Portland Yacht Services finalizes boatyard purchasePosted on
Portland Yacht Services completed the purchase of boat repair business Gowen Marine, a move that will enable the company to service and repair larger vessels in the coastal Maine city.
Portland Yacht Services president Phineas Sprague Jr. said its customers and those of the former Gowen Marine should experience a significant increase in efficiencies and capacity.
“This is something we have been considering for a very long time,” Sprague said in a statement. “The facility will give us the flexibility to move forward with our long-term plan and allow us to immediately begin servicing larger vessels that could not be serviced at our former location.”
Sprague is developing a state-of-the-art boatyard on Commercial Street near the Casco Bay Bridge. The former Gowen Marine, which has a 150-ton Travelift, complements the new yard, which is being built on the western end of the Portland waterfront.
In August, after receiving his last permit for the new boatyard at 40 W. Commercial St., Sprague finalized the sale of the Portland Marine Co. complex at 58 Fore St.
Sprague said the space limitations of the Fore Street location, combined with the complexities of opening the new yard, required an interim opportunity to keep moving forward with a long-term plan.
Maintenance and storage buildings and a launching ramp will be completed at the new yard in mid-November.
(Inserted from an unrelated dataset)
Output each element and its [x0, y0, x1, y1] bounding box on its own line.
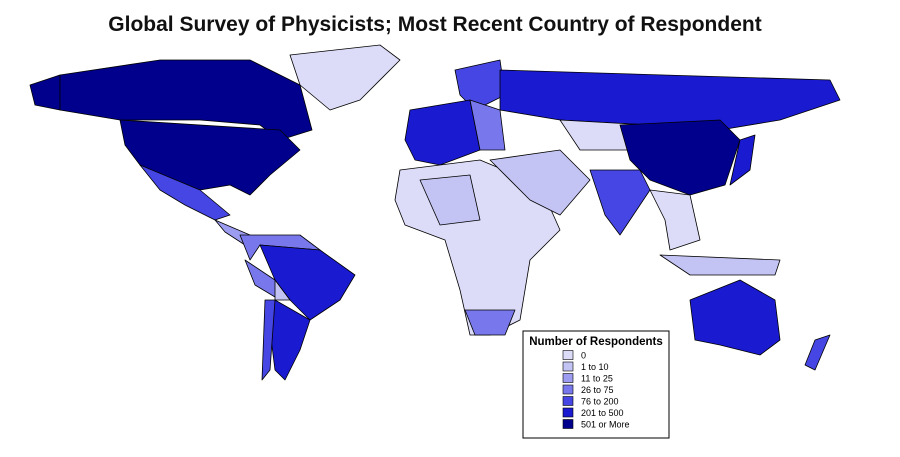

Docks and other facilities will follow. Portland Yacht Services will be operating out of three properties in Portland.
Gowen Marine was founded in 1955 by Harold Gowen and was purchased in 1968 by Joseph Schmader, who grew the business into a 2-acre complex at 400 Commercial St. that supports commercial and recreational marine vessels.
Schmader, 67, will continue to own and operate Gowen Power Systems Inc., a separate company that is based at the Commercial Street address.
Sprague and Schmader met in 1972, when Sprague refitted his schooner for a circumnavigation at Schmader’s wharf, and they became fast friends. The two men say they are excited about the city’s future and share a vision for reinvigorating a port that was once bustling, but was later hit hard by challenges connected to the commercial fishing industry.
“I know what Phin and his team want to do and I know they are capable of getting it done,” Schmader said. “I am pleased to be a part of this process.”